Mit diversen kreativen Aktionen haben Kriegsgegner in den vergangenen Tagen gegen ein Fest der Bundeswehr in Bochum demonstriert. Diese hatte den Kirmesplatz an der Castroper Straße in der Ruhrgebietsmetropole von vergangenen Donnerstag [8. Sept.] an zum militärischen Sperrgebiet erklärt, um dort bis zum heutigen Montag abend ihr 50jähriges Bestehen zu feiern.
Vor allem das Bochumer Friedensplenum hatte gemeinsam mit anderen antimilitaristischen Gruppen und Parteien gegen die olivgrüne Propagandashow protestiert. (...)

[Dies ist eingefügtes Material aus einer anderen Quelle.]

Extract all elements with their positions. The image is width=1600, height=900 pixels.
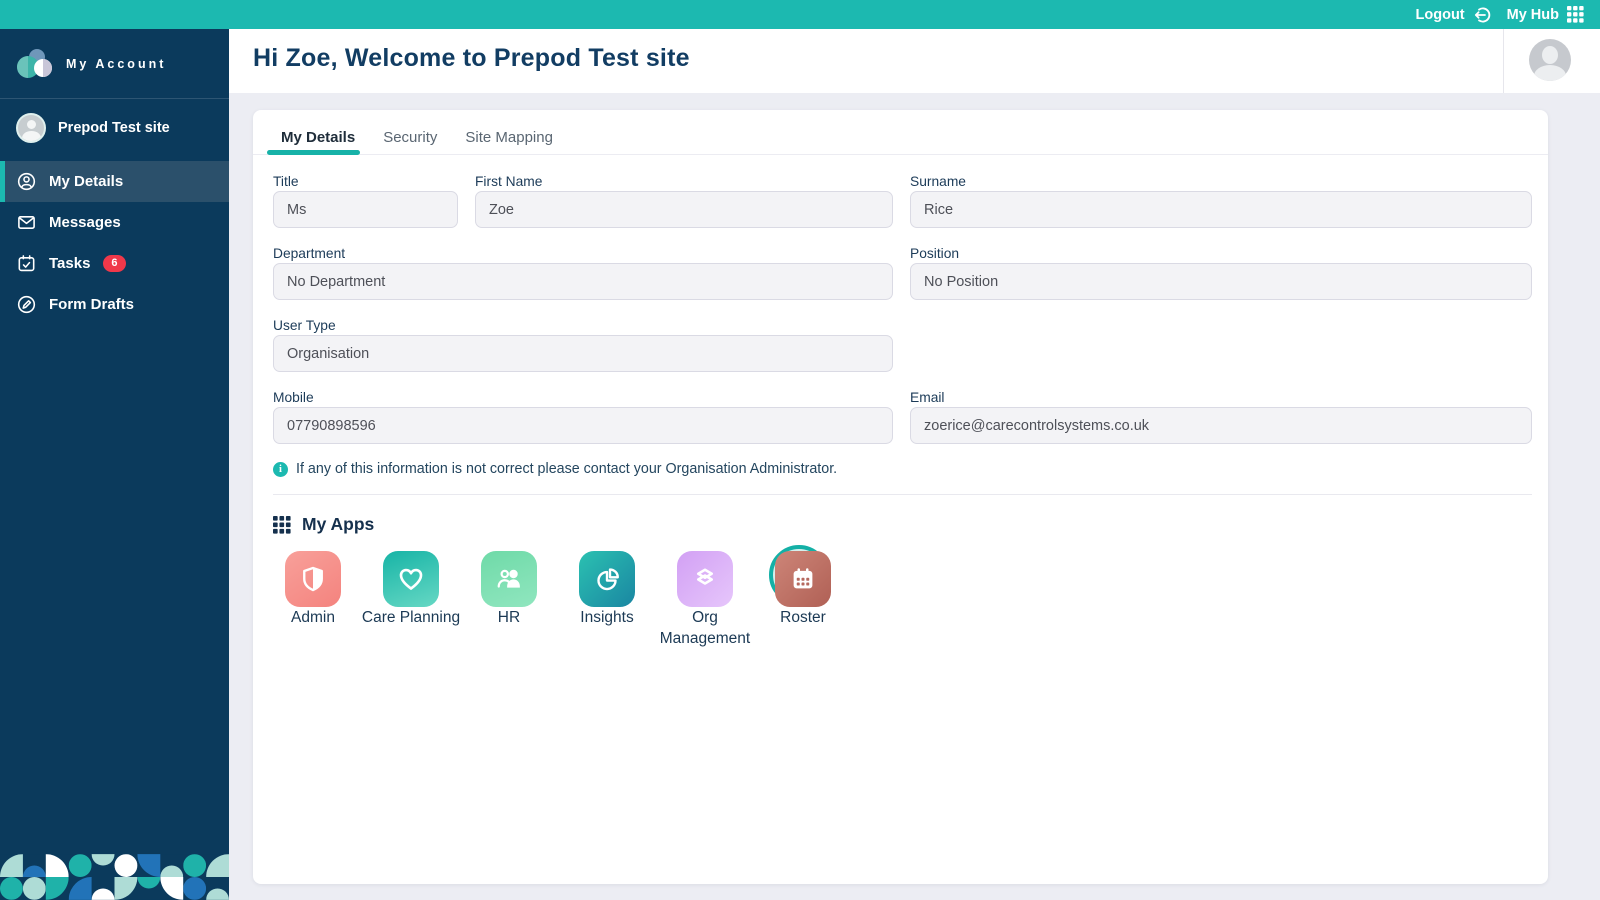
logout-icon [1473,5,1493,25]
info-note-text: If any of this information is not correc… [296,461,838,477]
sidebar-item-label: Tasks [49,255,91,272]
sidebar-item-label: My Details [49,173,124,190]
person-circle-icon [17,172,36,191]
my-hub-button[interactable]: My Hub [1507,6,1584,23]
page-header: Hi Zoe, Welcome to Prepod Test site [229,29,1600,93]
footer-pattern [0,854,229,900]
envelope-icon [17,213,36,232]
my-hub-label: My Hub [1506,6,1559,23]
app-insights[interactable] [579,551,635,607]
active-tab-indicator [267,150,360,155]
sidebar-item-my-details[interactable]: My Details [0,161,229,202]
app-care-planning[interactable] [383,551,439,607]
department-label: Department [273,246,346,261]
info-icon: i [273,461,288,477]
logout-button[interactable]: Logout [1416,5,1493,25]
info-note: i If any of this information is not corr… [273,461,837,477]
site-row[interactable]: Prepod Test site [0,99,229,153]
first-name-field[interactable] [475,191,893,228]
email-label: Email [910,390,945,405]
tab-bar: My Details Security Site Mapping [267,127,567,149]
tab-divider-line [253,154,1548,155]
page-title: Hi Zoe, Welcome to Prepod Test site [253,44,690,72]
tasks-count-badge: 6 [103,254,126,273]
details-card: My Details Security Site Mapping Title F… [253,110,1548,884]
app-label-org-management[interactable]: Org Management [650,607,760,650]
title-field[interactable] [273,191,458,228]
brand-logo-icon [16,48,54,80]
heart-icon [396,564,426,594]
first-name-label: First Name [475,174,543,189]
brand: My Account [0,29,229,99]
logout-label: Logout [1415,6,1465,23]
header-divider [1503,29,1504,93]
mobile-label: Mobile [273,390,314,405]
app-hr[interactable] [481,551,537,607]
sidebar: My Account Prepod Test site My Details M… [0,29,229,900]
app-label-hr[interactable]: HR [454,607,564,628]
app-label-insights[interactable]: Insights [552,607,662,628]
position-field[interactable] [910,263,1532,300]
grid-icon [1567,6,1584,23]
calendar-check-icon [17,254,36,273]
my-apps-title: My Apps [302,514,375,534]
tab-my-details[interactable]: My Details [267,127,369,149]
title-label: Title [273,174,299,189]
pencil-circle-icon [17,295,36,314]
sidebar-item-messages[interactable]: Messages [0,202,229,243]
app-roster[interactable] [775,551,831,607]
position-label: Position [910,246,960,261]
layers-icon [690,564,720,594]
mobile-field[interactable] [273,407,893,444]
app-admin[interactable] [285,551,341,607]
user-type-label: User Type [273,318,336,333]
user-avatar[interactable] [1529,39,1571,81]
my-apps-header: My Apps [273,514,374,535]
app-org-management[interactable] [677,551,733,607]
department-field[interactable] [273,263,893,300]
site-avatar [16,113,46,143]
top-bar: Logout My Hub [0,0,1600,29]
sidebar-item-form-drafts[interactable]: Form Drafts [0,284,229,325]
app-label-roster[interactable]: Roster [748,607,858,628]
app-label-care-planning[interactable]: Care Planning [356,607,466,628]
app-label-admin[interactable]: Admin [258,607,368,628]
section-divider [273,494,1532,495]
tab-site-mapping[interactable]: Site Mapping [451,127,567,149]
shield-icon [298,564,328,594]
calendar-icon [788,564,818,594]
brand-name: My Account [66,56,167,71]
email-field[interactable] [910,407,1532,444]
sidebar-item-label: Form Drafts [49,296,135,313]
sidebar-item-tasks[interactable]: Tasks 6 [0,243,229,284]
site-name: Prepod Test site [58,120,170,136]
apps-grid-icon [273,515,291,534]
user-type-field[interactable] [273,335,893,372]
sidebar-item-label: Messages [49,214,121,231]
tab-security[interactable]: Security [369,127,451,149]
surname-field[interactable] [910,191,1532,228]
sidebar-nav: My Details Messages Tasks 6 Form Drafts [0,161,229,325]
pie-chart-icon [592,564,622,594]
people-icon [494,564,524,594]
surname-label: Surname [910,174,966,189]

Diese [die Bundeswehr] reagierte mehr als gereizt ob der mannigfaltigen Kritik an ihrem militärischen Wirken. Kinder und Jugendliche, die einen Luftballon des Friedensplenums bei sich trugen, durften das militärische Sperrgebiet nicht betreten. Begründet wurde dies mit der kritischen Botschaft, die in großen Lettern auf die Ballons gedruckt worden war "Militarismus ist kein Grund zum Feiern" war dort ebenso zu lesen wie der Slogan "Ausgestorben! Zuviel Panzer zu wenig Hirn!", neben dem ein Dinosaurier zu sehen war.
Felix Oekentorp, einer der Sprecher des Bochumer Friedensplenums kritisierte das Vorgehen der Bundeswehr gegenüber junge Welt als "lächerlich und demokratiefeindlich". Zudem forderte er ein "Verbot derartiger Militärspektakel" für die Zukunft. Auch in Magdeburg und Fürth wollen die deutschen Krieger für ihre völkerrechtswidrigen Aktivitäten werben und ihr 50jähriges Bestehen feiern. (...)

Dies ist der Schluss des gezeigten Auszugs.